The rhetoric emanating from Sisu in the build-up to the case was bullish, with many assuming from the relentlessness with which they pursued the case that they possessed a trump card. The verdict, though, suggests that their seemingly irrational decision-making has not been informed by anything game-changing or revelatory – just a simple and long-standing desire to salvage some profit from the club at any cost.
CCFC chief executive Tim Fisher responded by maintaining that the judge's conclusion was incorrect ("We believe [the loan] is wrong in law and in fact"), laying the groundwork for an appeal that seems highly unlikely to yield Sisu's desired outcome but which will surely prolong fans' misery.
The news that the club have also dismissed an offer from fan group Keep Cov in Cov to pay the rent required to return the club to the Ricoh Arena for the next three years "at no financial risk" appears to have left Sisu increasingly isolated. Fisher again asserted that "Plan A" remains building a new stadium in "the Coventry area", but few are convinced of his sincerity – not least because the plan seems to lack any serious credibility. Promises have been made for months about the release of information regarding potential sites but there is little to suggest that this is a viable way forward.
Sisu therefore find themselves running out of options. Assuming that any appeal against the judicial review is unsuccessful, the hedge fund are no closer to acquiring the Ricoh Arena than when they placed the club's holding company into administration in March 2013. And while the owners procrastinate and leave the club in a state of limbo, the rot is becoming further entrenched. They have always maintained that they will cover losses while the club play at Sixfields with negligible income, but the departures of the likes of Blair Adams and Mark Marshall to League One rivals suggest an inability to compete financially.

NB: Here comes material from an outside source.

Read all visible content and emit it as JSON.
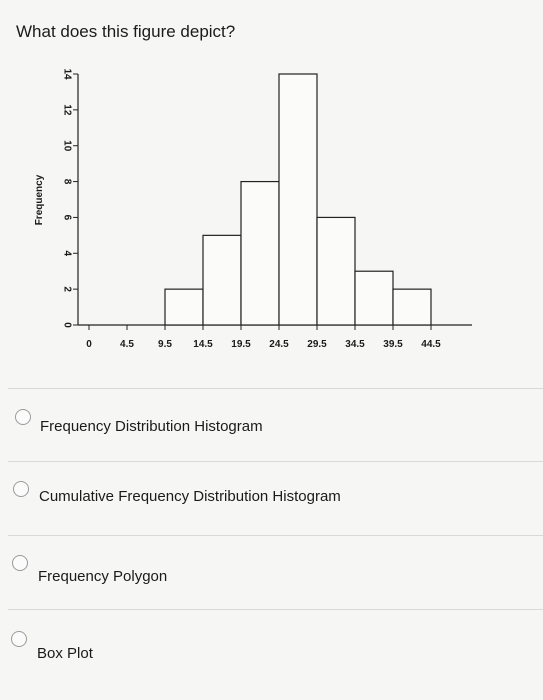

While some supporters were willing to give Sisu the benefit of the doubt in the hope that the judicial review might facilitate a resolution, there is now a strong feeling that they have wasted months on a pipe dream, further weakening the club's position in doing so. It is time for the Football League to re-evaluate the basis on which they granted the club permission to relocate temporarily to Northampton while the damage already inflicted remains reversible.